I can’t remember the last time my bank sent me a birthday greeting. That’s because they have never sent me a birthday greeting, even though I have banked with them since the 1990’s and they have all my contact details. In fact, they have a vast amount of data on me with a full financial history covering details of all my receipts and payments. Data has been referred to as the new oil for a decade now, and there are no shortage of articles extolling companies to use data to provide personalised customer experiences. So what are the issues that Financial Services (FS) firms face when trying to extract and process this resource?

  • Legacy systems and fragmented data ownership. Many banks are the product of acquisitions and mergers and, while the headline savings from combining enterprises are broadcast loudly, the realities of integrating core banking systems are beset with challenges. As a consequence, customer data may still sit in different formats in different systems. In addition, different divisions within the same organisation (mortgage, credit card, online banking, etc) will probably have their own set of customer data and consents in their own systems. This leads to the problem of multiple customer records and data sets. For customer service units, the much-vaunted “single customer view”, if at all possible, usually involves having to open multiple windows on multiple systems.
  • Limited connectivity. FS firms have rushed to roll out digital channels and apps but many of these have been standalone efforts that lack seamless integration with core banking systems or operations. As a result, the app data cannot be easily linked to the rest of the customer data.
  • Not all data is created equal. There are two broad categories of data – structured data such as transactional data, master data, and static data. These data records sit mostly in various core banking systems and are fairly easy to work with. The majority of data is unstructured, which mainly refers to data in text format (e.g. call report notes, emails, texts) or ‘dark data’. Dark data comprises unstructured data from the Internet, social media, and voice and information from connected devices. Unstructured data is not easy to work with and requires modern data analysis tools, such as machine learning and other types of big data analytics. Vast amounts of unstructured data are created every day and this will only increase as the Internet of Things connects more and more devices.

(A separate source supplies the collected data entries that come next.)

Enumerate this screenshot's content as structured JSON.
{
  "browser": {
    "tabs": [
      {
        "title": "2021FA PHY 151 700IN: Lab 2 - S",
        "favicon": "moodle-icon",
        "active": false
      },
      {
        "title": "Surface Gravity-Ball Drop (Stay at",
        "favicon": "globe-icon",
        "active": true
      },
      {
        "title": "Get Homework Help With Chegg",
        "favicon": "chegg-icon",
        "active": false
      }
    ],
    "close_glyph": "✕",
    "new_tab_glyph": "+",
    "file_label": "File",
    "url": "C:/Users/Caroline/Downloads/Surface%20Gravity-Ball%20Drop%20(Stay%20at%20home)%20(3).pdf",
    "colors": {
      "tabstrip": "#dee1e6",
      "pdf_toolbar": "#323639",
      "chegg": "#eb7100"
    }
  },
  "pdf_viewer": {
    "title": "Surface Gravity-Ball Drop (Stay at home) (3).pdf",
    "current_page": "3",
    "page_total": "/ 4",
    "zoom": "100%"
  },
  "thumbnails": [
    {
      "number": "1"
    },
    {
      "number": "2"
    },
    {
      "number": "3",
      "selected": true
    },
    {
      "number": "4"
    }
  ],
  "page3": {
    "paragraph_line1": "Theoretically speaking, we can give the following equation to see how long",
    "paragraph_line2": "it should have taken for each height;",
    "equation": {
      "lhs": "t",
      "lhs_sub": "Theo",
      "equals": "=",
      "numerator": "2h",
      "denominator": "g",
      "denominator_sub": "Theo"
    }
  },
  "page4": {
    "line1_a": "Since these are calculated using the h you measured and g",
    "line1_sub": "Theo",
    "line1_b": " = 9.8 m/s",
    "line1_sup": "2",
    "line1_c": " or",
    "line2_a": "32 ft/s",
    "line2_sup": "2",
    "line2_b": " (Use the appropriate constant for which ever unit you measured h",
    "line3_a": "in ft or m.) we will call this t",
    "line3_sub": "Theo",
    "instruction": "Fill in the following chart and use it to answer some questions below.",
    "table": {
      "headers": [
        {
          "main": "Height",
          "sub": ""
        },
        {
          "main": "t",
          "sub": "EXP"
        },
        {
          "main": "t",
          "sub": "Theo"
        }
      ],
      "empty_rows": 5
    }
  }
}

  • Silos, silos, silos. As well as having data trapped in various legacy systems, many financial institutions are unwilling or potentially restricted by regulators as to what and how to share data and results across functional areas. But making data analytics accessible across the wider organization is a critical factor in a successful data strategy – getting a ‘total customer’ view is not possible without access to all available information. A strong and democratic data governance approach is needed to ensure that data and the resulting insights are shared by the most important internal constituencies — marketing, retail, sales, customer service, operations, human resources and finance.
  • Lack of management buy-in and no formal data analytics strategy. As with any strategic initiative, data-centricity needs to be driven by business leaders with budgets, funding and support from IT. Equally important is ensuring inter-departmental cooperation and coordination.
  • Resource constraints and competing priorities. There is no shortage of projects for technology spend and many established institutions have to support upgrades to core-banking systems, regulatory compliance, PSD2 and digital channels rollouts.
  • Permissioning. Can we really do that? Even before GDPR, firms have been subject to a raft of increasingly strident legislation regarding marketing and usage of data. Newer firms have been able to build broad permissioning into their account opening processes and they have all their data in one source. For established firms, customer consents, where they do exist, may be spread across the organization with no complete view of what each customer can be offered.

So it may be a while before I get a birthday message with a personalised gift voucher based on an analysis of my spending history. But without urgent progress, established FS firms will lose out to challengers and organisations that have the ability to use data to create personalisation and emotional engagement.